Respektive, was noch viel verrückter ist, wir immer im Nachhinein so verdammt moralisch überreagieren. Das treibt mitunter absurde Blüten. Bei uns in der Schweiz beispielsweise in der grenzenlosen Unterstützung für die «Black Lives Matter»-Bewegung. Nein, Sie müssen mir jetzt nicht sofort schreiben, Rassismus ist verwerflich, nicht zu tolerieren, schlicht eine Sauerei. Da sind wir uns einig. Nur hilft die Symbolik eines bemalten Pappkartons vor dem Bundeshaus in Bern keinem einzigen Opfer von rassistischen Übergriffen. Es hilft bestenfalls, uns dem Unwählbaren, der trotzdem wiedergewählt werden wird, in Washington überlegen zu fühlen.

Dasselbe gilt für die Solidaritäts­welle mit den Flüchtlingen in Moria. Wir können nicht so tun, als ob es die Flüchtlinge nicht schon vor dem Brand gegeben hätte und wie diese unter unmenschlichen Umständen ihr Leben fristeten. Plötzlich schreien wir nach Solidarität. Okay, ich gebe Ihnen Recht, besser spät als nie. Aber sind wir ehrlich! Wie wahrschein­lich ist eine nachhaltige Lösung der Flüchtlingsproblematik auf einer Skala von eins bis, ach was, nehmen wir gleich die Eins.


Verbeulte Pfannen

Erinnern wir uns an den Beginn der Corona-Krise. Was haben wir geklatscht und Beulen in Pfannenböden getrommelt für, Zitat Bundespräsidentin Simonetta Sommaruga in ihrer 1.-August-Rede, die «Heldinnen und Helden der Krise». Lohnerhöhungen für Pflegepersonal und systemrelevante Berufe? Fehlanzeige! Gut, vielleicht müssen wir Corona zuerst noch etwas sacken lassen. Nachdenken hilft manchmal. Es gibt Hoffnung. Sehen wir nur zu den Klimademos im vergangenen Jahr. Die brachten ökologische Fragen aufs Tapet und wirkten sich auf die Parlamentswahlen aus.

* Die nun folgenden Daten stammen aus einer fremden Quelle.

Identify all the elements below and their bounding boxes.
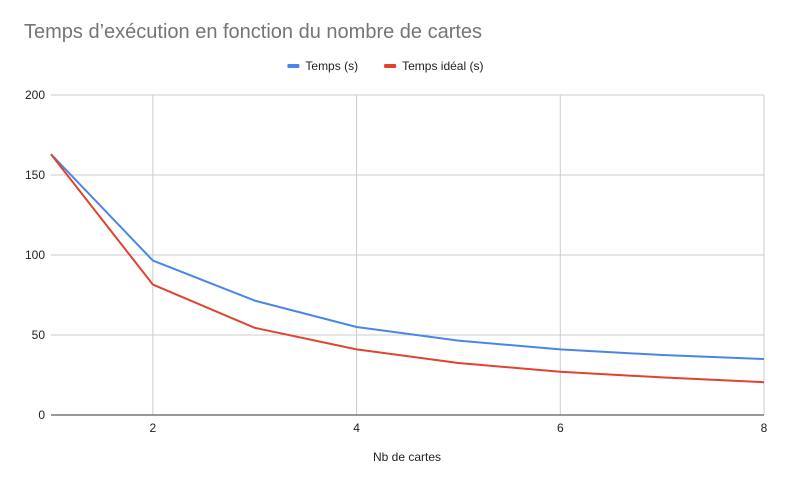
legend-swatch [287, 64, 300, 68]
legend-label: Temps (s) [305, 59, 358, 73]
series-line-1 [50, 153, 765, 360]
x-tick-label: 8 [761, 421, 768, 435]
x-tick-label: 6 [557, 421, 564, 435]
x-tick-label: 4 [353, 421, 360, 435]
legend-swatch [384, 64, 397, 68]
y-tick-label: 150 [25, 168, 45, 182]
x-axis-title: Nb de cartes [373, 450, 441, 464]
y-tick-label: 50 [32, 328, 46, 342]
y-tick-label: 100 [25, 248, 45, 262]
legend: Temps (s) Temps idéal (s) [287, 59, 483, 73]
legend-item-1: Temps (s) [287, 59, 358, 73]
legend-item-2: Temps idéal (s) [384, 59, 483, 73]
legend-label: Temps idéal (s) [402, 59, 483, 73]
grid-lines [51, 94, 765, 415]
tick-labels: 0 50 100 150 200 2 4 6 8 [25, 88, 768, 435]
x-tick-label: 2 [150, 421, 157, 435]
y-tick-label: 0 [38, 408, 45, 422]
y-tick-label: 200 [25, 88, 45, 102]
chart-title: Temps d’exécution en fonction du nombre … [24, 21, 483, 43]
series-line-2 [50, 153, 765, 384]
series-lines [50, 153, 765, 384]
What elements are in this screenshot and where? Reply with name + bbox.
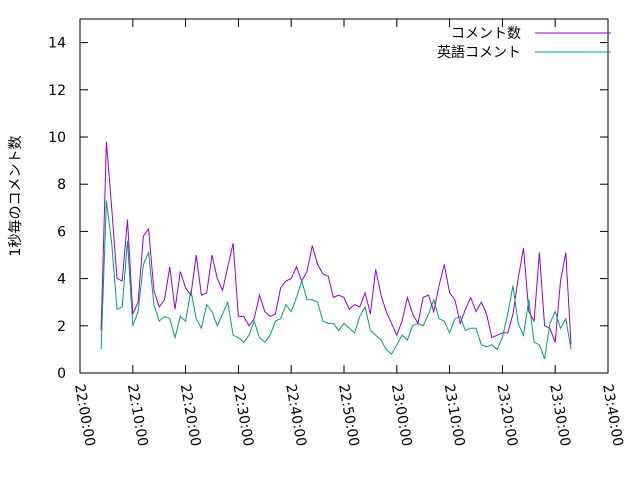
x-tick-label: 23:20:00	[493, 383, 520, 448]
x-tick-label: 22:50:00	[335, 383, 362, 448]
y-tick-label: 12	[48, 83, 66, 99]
series-line	[100, 200, 572, 359]
series-line	[100, 141, 572, 345]
x-tick-label: 22:10:00	[124, 383, 151, 448]
y-tick-label: 10	[48, 130, 66, 146]
legend-label: 英語コメント	[437, 44, 521, 61]
x-tick-label: 23:00:00	[388, 383, 415, 448]
x-tick-label: 22:30:00	[229, 383, 256, 448]
y-tick-label: 8	[57, 177, 66, 193]
x-tick-label: 22:20:00	[177, 383, 204, 448]
y-tick-label: 14	[48, 36, 66, 52]
x-tick-label: 22:40:00	[282, 383, 309, 448]
x-tick-label: 23:10:00	[441, 383, 468, 448]
legend-label: コメント数	[451, 26, 521, 42]
x-tick-label: 23:40:00	[599, 383, 626, 448]
y-tick-label: 6	[57, 224, 66, 240]
y-tick-label: 4	[57, 272, 66, 288]
x-tick-label: 22:00:00	[71, 383, 98, 448]
y-tick-label: 0	[57, 366, 66, 382]
x-tick-label: 23:30:00	[546, 383, 573, 448]
y-axis-label: 1秒毎のコメント数	[8, 136, 24, 257]
y-tick-label: 2	[57, 319, 66, 335]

Brachte aber leider auch nichts. Wesentlich lauter als der Aufschrei darüber, dass wir es nicht schaffen, Pestizide zu verbieten, die unser Grundwasser versauen, war jener über den beschränkten Zugang der Lobbyisten im Bundeshaus. Die hätten allerhand zu tun damit, sich für den Erhalt von Kurzstreckenflügen innerhalb Europas einzusetzen und gegen ein erweitertes Angebot von Nachtzügen. Das umzusetzen, wäre doch mal ein mutiger Entscheid. Aber für Mut steht unser Parlament kaum. Zum Beginn des Lockdowns im Frühling stellte die höchste Instanz im Land als Erstes den Betrieb ein. Ins Bundeshaus zurück trauen sie sich erst wieder nach einem Plexiglas-Umbau, der den Nationalratssaal wie ein Affenhaus aussehen lässt.


Im Affenhaus

Was übrigens keine Beleidigung ist. Immerhin erklärte das Bundesgericht die Basler Primaten-Initiative für zulässig. Affen sollen demnach Grundrechte erhalten wie ein Mensch. Darüber mag ich mich schon gar nicht mehr aufregen. Da leuchte ich aus Solidarität mit Kulturschaffenden lieber ein paar Häuser farbig an.